How does a person recover from such an ordeal ? Do they ever recover ?

SKINBAG
SKINBAG
December 20, 2014 3:38 am

Further more – I do not believe that I have the personal strength to endure such soul crushing pain.

Sensetti
Sensetti
December 20, 2014 8:05 am

SKINBAG says: How does a person recover from such an ordeal ? Do they ever recover ?

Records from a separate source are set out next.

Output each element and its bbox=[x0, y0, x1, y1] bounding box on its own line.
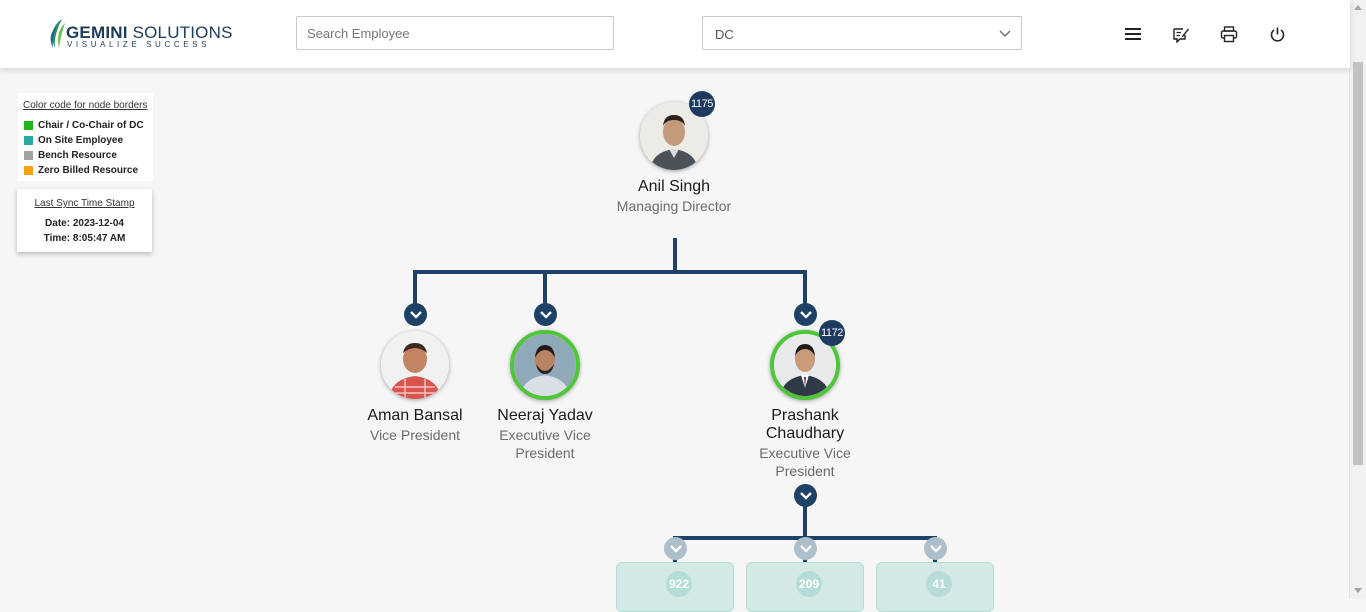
team-count-badge: 41 bbox=[926, 571, 952, 597]
top-header: GEMINI SOLUTIONS VISUALIZE SUCCESS DC bbox=[0, 0, 1350, 68]
print-icon[interactable] bbox=[1219, 24, 1239, 44]
scroll-up-arrow-icon[interactable] bbox=[1354, 5, 1362, 10]
expand-toggle[interactable] bbox=[664, 537, 687, 560]
chevron-down-icon bbox=[929, 544, 942, 553]
chevron-down-icon bbox=[799, 491, 812, 500]
team-count-badge: 922 bbox=[666, 571, 692, 597]
team-count-badge: 1172 bbox=[819, 320, 845, 346]
chevron-down-icon bbox=[409, 310, 422, 319]
employee-name: Neeraj Yadav bbox=[497, 407, 593, 424]
search-employee-input[interactable] bbox=[296, 16, 614, 50]
logo-leaf-icon bbox=[50, 19, 65, 48]
department-select-value: DC bbox=[715, 27, 734, 42]
expand-toggle-aman-bansal[interactable] bbox=[404, 303, 427, 326]
department-select[interactable]: DC bbox=[702, 16, 1022, 50]
chevron-down-icon bbox=[999, 30, 1011, 37]
expand-toggle[interactable] bbox=[794, 537, 817, 560]
employee-name: Anil Singh bbox=[637, 178, 711, 195]
employee-title: Executive Vice President bbox=[759, 445, 851, 479]
employee-title: Executive Vice President bbox=[499, 427, 591, 461]
employee-title: Vice President bbox=[369, 427, 460, 443]
vertical-scrollbar[interactable] bbox=[1349, 0, 1366, 599]
org-chart: 1175 Anil Singh Managing Director Aman B… bbox=[0, 0, 1350, 612]
org-connectors bbox=[413, 238, 937, 568]
chevron-down-icon bbox=[799, 544, 812, 553]
employee-title: Managing Director bbox=[616, 198, 732, 214]
team-count-badge: 209 bbox=[796, 571, 822, 597]
power-icon[interactable] bbox=[1267, 24, 1287, 44]
chevron-down-icon bbox=[539, 310, 552, 319]
scroll-down-arrow-icon[interactable] bbox=[1354, 588, 1362, 593]
company-logo[interactable]: GEMINI SOLUTIONS VISUALIZE SUCCESS bbox=[48, 18, 232, 50]
logo-tagline: VISUALIZE SUCCESS bbox=[67, 40, 211, 49]
expand-toggle-neeraj-yadav[interactable] bbox=[534, 303, 557, 326]
expand-toggle-prashank-chaudhary[interactable] bbox=[794, 303, 817, 326]
chevron-down-icon bbox=[799, 310, 812, 319]
employee-name: Prashank Chaudhary bbox=[765, 407, 845, 442]
expand-toggle-prashank-reports[interactable] bbox=[794, 484, 817, 507]
chevron-down-icon bbox=[669, 544, 682, 553]
team-count-badge: 1175 bbox=[689, 91, 715, 117]
scrollbar-thumb[interactable] bbox=[1353, 62, 1363, 465]
avatar-neeraj-yadav[interactable] bbox=[510, 330, 580, 400]
menu-icon[interactable] bbox=[1123, 24, 1143, 44]
avatar-aman-bansal[interactable] bbox=[381, 331, 449, 399]
expand-toggle[interactable] bbox=[924, 537, 947, 560]
feedback-edit-icon[interactable] bbox=[1171, 24, 1191, 44]
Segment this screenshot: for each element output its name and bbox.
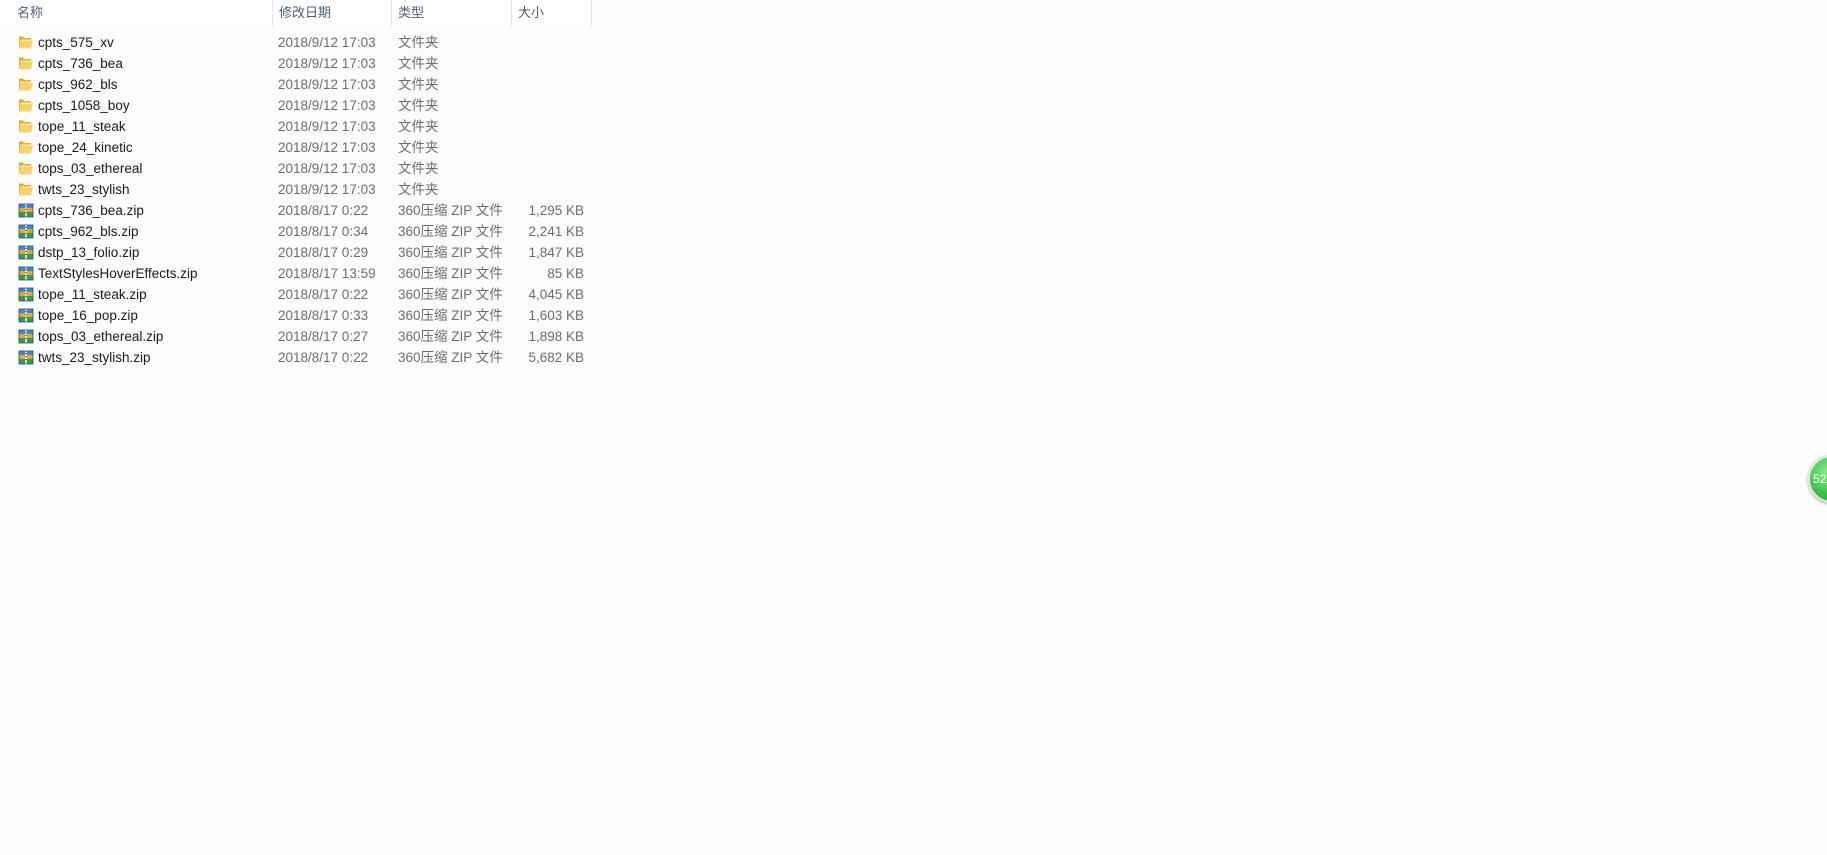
file-name: tope_11_steak (38, 119, 126, 134)
file-list: cpts_575_xv 2018/9/12 17:03 文件夹 cpts_736_be… (0, 32, 594, 368)
file-name: dstp_13_folio.zip (38, 245, 140, 260)
folder-icon (18, 56, 34, 71)
file-name: twts_23_stylish (38, 182, 130, 197)
file-type: 文件夹 (398, 161, 439, 176)
zip-archive-icon (18, 350, 34, 365)
file-date: 2018/8/17 0:22 (278, 350, 369, 365)
file-date: 2018/9/12 17:03 (278, 140, 376, 155)
file-type: 360压缩 ZIP 文件 (398, 287, 503, 302)
file-size: 2,241 KB (528, 224, 584, 239)
file-name: cpts_962_bls (38, 77, 118, 92)
file-date: 2018/8/17 0:22 (278, 203, 369, 218)
file-type: 360压缩 ZIP 文件 (398, 308, 503, 323)
file-date: 2018/8/17 0:34 (278, 224, 369, 239)
zip-archive-icon (18, 245, 34, 260)
file-row[interactable]: cpts_736_bea.zip 2018/8/17 0:22 360压缩 ZIP … (0, 200, 594, 221)
file-date: 2018/8/17 0:29 (278, 245, 369, 260)
file-date: 2018/9/12 17:03 (278, 35, 376, 50)
file-date: 2018/8/17 0:22 (278, 287, 369, 302)
file-name: tope_24_kinetic (38, 140, 133, 155)
file-row[interactable]: cpts_575_xv 2018/9/12 17:03 文件夹 (0, 32, 594, 53)
file-name: tops_03_ethereal.zip (38, 329, 164, 344)
file-name: cpts_962_bls.zip (38, 224, 139, 239)
file-size: 5,682 KB (528, 350, 584, 365)
file-row[interactable]: twts_23_stylish.zip 2018/8/17 0:22 360压缩 Z… (0, 347, 594, 368)
file-type: 360压缩 ZIP 文件 (398, 350, 503, 365)
folder-icon (18, 35, 34, 50)
folder-icon (18, 161, 34, 176)
file-type: 文件夹 (398, 182, 439, 197)
file-name: cpts_736_bea.zip (38, 203, 144, 218)
file-size: 1,295 KB (528, 203, 584, 218)
file-type: 文件夹 (398, 35, 439, 50)
file-date: 2018/8/17 0:27 (278, 329, 369, 344)
floating-badge[interactable]: 52 (1808, 455, 1827, 503)
column-header-bar: ⌃ 名称 修改日期 类型 大小 (0, 0, 594, 26)
folder-icon (18, 119, 34, 134)
file-date: 2018/9/12 17:03 (278, 161, 376, 176)
file-row[interactable]: cpts_1058_boy 2018/9/12 17:03 文件夹 (0, 95, 594, 116)
zip-archive-icon (18, 266, 34, 281)
file-date: 2018/9/12 17:03 (278, 56, 376, 71)
file-name: cpts_736_bea (38, 56, 123, 71)
file-size: 1,847 KB (528, 245, 584, 260)
file-name: TextStylesHoverEffects.zip (38, 266, 198, 281)
file-row[interactable]: cpts_962_bls 2018/9/12 17:03 文件夹 (0, 74, 594, 95)
badge-text: 52 (1813, 472, 1827, 486)
file-size: 85 KB (547, 266, 584, 281)
file-type: 360压缩 ZIP 文件 (398, 224, 503, 239)
file-date: 2018/8/17 13:59 (278, 266, 376, 281)
column-header-name[interactable]: 名称 (11, 0, 273, 26)
file-name: tops_03_ethereal (38, 161, 143, 176)
file-row[interactable]: tope_16_pop.zip 2018/8/17 0:33 360压缩 ZIP 文… (0, 305, 594, 326)
column-header-size[interactable]: 大小 (512, 0, 592, 26)
file-name: tope_16_pop.zip (38, 308, 138, 323)
file-type: 文件夹 (398, 77, 439, 92)
file-name: tope_11_steak.zip (38, 287, 147, 302)
file-type: 文件夹 (398, 98, 439, 113)
folder-icon (18, 182, 34, 197)
file-type: 文件夹 (398, 56, 439, 71)
file-date: 2018/9/12 17:03 (278, 182, 376, 197)
file-name: cpts_575_xv (38, 35, 114, 50)
file-row[interactable]: twts_23_stylish 2018/9/12 17:03 文件夹 (0, 179, 594, 200)
file-type: 360压缩 ZIP 文件 (398, 203, 503, 218)
folder-icon (18, 98, 34, 113)
file-type: 360压缩 ZIP 文件 (398, 266, 503, 281)
file-row[interactable]: cpts_962_bls.zip 2018/8/17 0:34 360压缩 ZIP … (0, 221, 594, 242)
file-row[interactable]: tops_03_ethereal.zip 2018/8/17 0:27 360压缩 … (0, 326, 594, 347)
file-name: cpts_1058_boy (38, 98, 130, 113)
column-header-type[interactable]: 类型 (392, 0, 512, 26)
file-size: 1,898 KB (528, 329, 584, 344)
zip-archive-icon (18, 308, 34, 323)
file-row[interactable]: tops_03_ethereal 2018/9/12 17:03 文件夹 (0, 158, 594, 179)
file-size: 1,603 KB (528, 308, 584, 323)
folder-icon (18, 77, 34, 92)
file-row[interactable]: tope_11_steak 2018/9/12 17:03 文件夹 (0, 116, 594, 137)
file-date: 2018/9/12 17:03 (278, 119, 376, 134)
file-date: 2018/8/17 0:33 (278, 308, 369, 323)
file-row[interactable]: TextStylesHoverEffects.zip 2018/8/17 13:5… (0, 263, 594, 284)
zip-archive-icon (18, 287, 34, 302)
file-type: 360压缩 ZIP 文件 (398, 245, 503, 260)
column-header-date[interactable]: 修改日期 (273, 0, 392, 26)
file-row[interactable]: tope_11_steak.zip 2018/8/17 0:22 360压缩 ZIP… (0, 284, 594, 305)
file-date: 2018/9/12 17:03 (278, 98, 376, 113)
file-type: 360压缩 ZIP 文件 (398, 329, 503, 344)
folder-icon (18, 140, 34, 155)
file-date: 2018/9/12 17:03 (278, 77, 376, 92)
file-explorer: ⌃ 名称 修改日期 类型 大小 cpts_575_xv 2018/9/12 17:… (0, 0, 1827, 855)
file-size: 4,045 KB (528, 287, 584, 302)
zip-archive-icon (18, 203, 34, 218)
zip-archive-icon (18, 329, 34, 344)
file-type: 文件夹 (398, 119, 439, 134)
file-row[interactable]: tope_24_kinetic 2018/9/12 17:03 文件夹 (0, 137, 594, 158)
file-name: twts_23_stylish.zip (38, 350, 151, 365)
file-row[interactable]: cpts_736_bea 2018/9/12 17:03 文件夹 (0, 53, 594, 74)
file-type: 文件夹 (398, 140, 439, 155)
file-row[interactable]: dstp_13_folio.zip 2018/8/17 0:29 360压缩 ZIP… (0, 242, 594, 263)
zip-archive-icon (18, 224, 34, 239)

Yes, people recover if they move through the five stages of grief.

Kübler-Ross

Denial — As the reality of loss is hard to face, one of the first reactions to follow the loss is Denial. The person is trying to shut out the reality or magnitude of his/her situation, and begins to develop a false, preferable reality.
Anger — Once in the second stage, the individual recognizes that denial cannot continue. Because of anger, the person is very difficult to care for due to misplaced feelings of rage and envy. The person in question can be angry with himself, or with others, or at a higher power, and especially those who are close to them. Certain psychological responses of a person undergoing this phase would be: “Why me? It’s not fair!”; “How can this happen to me?”; ‘”Who is to blame?”; “Why would God let this happen?”
Bargaining — The third stage involves the hope that the individual can somehow undo or avoid a cause of grief. Usually, the negotiation for an extended life is made with a higher power in exchange for a reformed lifestyle. Other times, they will use anything valuable as a bargaining chip against another human agency to extend or prolong the life they live. In essence, the individual cannot totally move into acceptance yet acknowledges the fact that what has happened cannot be undone. People facing less serious trauma can bargain or seek to negotiate a compromise. For example, one may say “Can we still be friends?” when facing a break-up. Bargaining rarely provides a sustainable solution, especially if it is a matter of life or death.
Depression — “I’m so sad, why bother with anything?”; “I’m going to die soon so what’s the point?”; “I miss my loved one, why go on?”
During the fourth stage, the grieving person begins to understand the certainty of death. Much like the existential concept of The Void, the idea of living becomes pointless. Things begin to lose meaning to the griever. Because of this, the individual may become silent, refuse visitors and spend much of the time crying and sullen. This process allows the grieving person to disconnect from things of love and affection, possibly in an attempt to avoid further trauma. Depression could be referred to as the dress rehearsal for the ‘aftermath’. It is a kind of acceptance with emotional attachment. It is natural to feel sadness, regret, fear, and uncertainty when going through this stage. Feeling those emotions shows that the person has begun to accept the situation. Oftentimes, this is the ideal path to take, to find closure and make their ways to the fifth step, Acceptance.
Acceptance — “It’s going to be okay.”; “I can’t fight it, I may as well prepare for it.”
In this last stage, individuals begin to come to terms with their mortality or inevitable future, or that of a loved one, or other tragic event. This stage varies according to the person’s situation. People dying can enter this stage a long time before the people they leave behind, who must pass through their own individual stages of dealing with the grief. This typically comes with a calm, retrospective view for the individual, and a stable mindset.
Kübler-Ross originally developed this model based on her observations of people suffering from terminal illness. She later expanded her theory to apply to any form of catastrophic personal loss, such as the death of a loved one, the loss of a job or income, major rejection, the end of a relationship or divorce, drug addiction, incarceration, the onset of a disease or chronic illness, an infertility diagnosis, as well as many tragedies and disasters (and even minor losses).

MuckAbout
MuckAbout
December 20, 2014 12:45 pm

Nice lesson, Sensetti.. It just too damn bad that it’s so hard to do in an orderly manner without going batshit nuts yourself.

Kübler-Ross has it all straight – some people skip a step and must go back or forever live somewhat emotionally crippled.